Last Friday, the Pilarcitos High School Youth Leadership Institute sponsored a community event to highlight the work members have done over the year. It also featured work from sister groups at Half Moon Bay High School and at Oceana High School in Pacifica.
Rod Spikes, the program coordinator for the institute at Pilarcitos High School, organized the event. He took over the program in February and has been working with the students, once a week, during fifth period.
“We have a nice, diverse group,” he said. “We have been looking at social determinants of health in Half Moon Bay through affordable housing, immigration and substance abuse and how all three are linked to mental health.”

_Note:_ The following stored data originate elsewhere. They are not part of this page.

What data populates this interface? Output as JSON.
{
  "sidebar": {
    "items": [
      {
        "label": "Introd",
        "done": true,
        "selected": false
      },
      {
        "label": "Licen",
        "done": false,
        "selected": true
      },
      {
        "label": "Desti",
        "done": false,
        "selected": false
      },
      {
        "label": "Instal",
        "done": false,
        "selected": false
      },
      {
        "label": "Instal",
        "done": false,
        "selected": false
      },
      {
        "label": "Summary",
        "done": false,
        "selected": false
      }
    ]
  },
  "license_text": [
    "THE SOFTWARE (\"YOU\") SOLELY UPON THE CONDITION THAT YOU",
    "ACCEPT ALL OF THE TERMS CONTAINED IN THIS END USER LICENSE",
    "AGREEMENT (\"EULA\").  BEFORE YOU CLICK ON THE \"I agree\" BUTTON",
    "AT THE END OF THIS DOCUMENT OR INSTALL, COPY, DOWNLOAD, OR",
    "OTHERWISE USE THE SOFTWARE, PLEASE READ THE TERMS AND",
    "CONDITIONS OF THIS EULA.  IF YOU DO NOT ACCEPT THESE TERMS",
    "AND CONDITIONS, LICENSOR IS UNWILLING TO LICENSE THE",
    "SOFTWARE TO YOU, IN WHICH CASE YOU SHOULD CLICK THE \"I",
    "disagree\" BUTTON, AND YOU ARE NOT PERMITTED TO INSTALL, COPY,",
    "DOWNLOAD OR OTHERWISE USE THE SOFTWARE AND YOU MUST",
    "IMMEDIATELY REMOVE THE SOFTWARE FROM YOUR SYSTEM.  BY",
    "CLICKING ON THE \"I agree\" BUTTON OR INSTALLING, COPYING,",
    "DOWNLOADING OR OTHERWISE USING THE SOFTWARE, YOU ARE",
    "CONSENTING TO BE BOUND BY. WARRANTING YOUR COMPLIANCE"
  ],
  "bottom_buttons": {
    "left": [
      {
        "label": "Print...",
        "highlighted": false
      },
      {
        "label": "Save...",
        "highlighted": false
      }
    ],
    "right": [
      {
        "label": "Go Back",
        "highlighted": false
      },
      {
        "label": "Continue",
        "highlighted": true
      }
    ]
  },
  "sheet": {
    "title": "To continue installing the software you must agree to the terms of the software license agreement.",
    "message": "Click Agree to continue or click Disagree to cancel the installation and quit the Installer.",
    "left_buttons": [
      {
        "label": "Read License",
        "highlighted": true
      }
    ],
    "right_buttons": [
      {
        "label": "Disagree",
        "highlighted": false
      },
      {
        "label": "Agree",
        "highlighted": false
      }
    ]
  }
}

The students had written several questions on butcher paper exploring the topic of healthy communities, and participants were invited to contribute their answers and commentary on Post-It notes.
Pilarcitos student Nanci Garcia shared a few responses with the group on the question, “How has the cost of living in Half Moon Bay affected you or your family?”
“As we all know, it’s pretty expensive to live here,” she said after reading through the Post-It notes. “This comment says, ‘Seeing community members living in storage rooms because they can’t afford a room.’ I don’t know anyone who lives in a storage room, but that really caught my eye.”
Ei Ei Samai and Rubi Salazar shared powerful poetry on their experiences as immigrants, Samai through a prerecorded video and Salazar in person. Salazar was a YLI student at Half Moon Bay High School and is now the program assistant at Oceana High School, and Samai is a participant in her group.
The poetry was a preview of an anthology on immigrant stories that is being collected by students in the Coastside YLI groups. The students plan to publish this anthology when it is complete in the hopes of shifting the narrative on immigration.
Participants were also invited to visit a gallery, where the Pilarcitos students used photos and accompanying text to highlight concerns about illegal substances in the community as well as the disparity in housing between Ocean Colony and Moonridge.
The highlight of the event was a performance by Oakland hip-hop dance troupe Culture Shock. About 50 members of the dance troupe traveled from the East Bay to perform.
The troupe’s enthusiasm for hip-hop was matched by its passion for the Culture Shock motto, which they all spoke in unison as one member, Spikes, introduced them: “We are a troupe of individuals who, through the power of music and dance, cultivate self-worth, dignity and respect for all people.”
It’s a motto that mirrors the values of the Youth Leadership Institute.
“We want to let youth know that they have a voice,” said Spikes. “As long as they speak up, they will be heard.”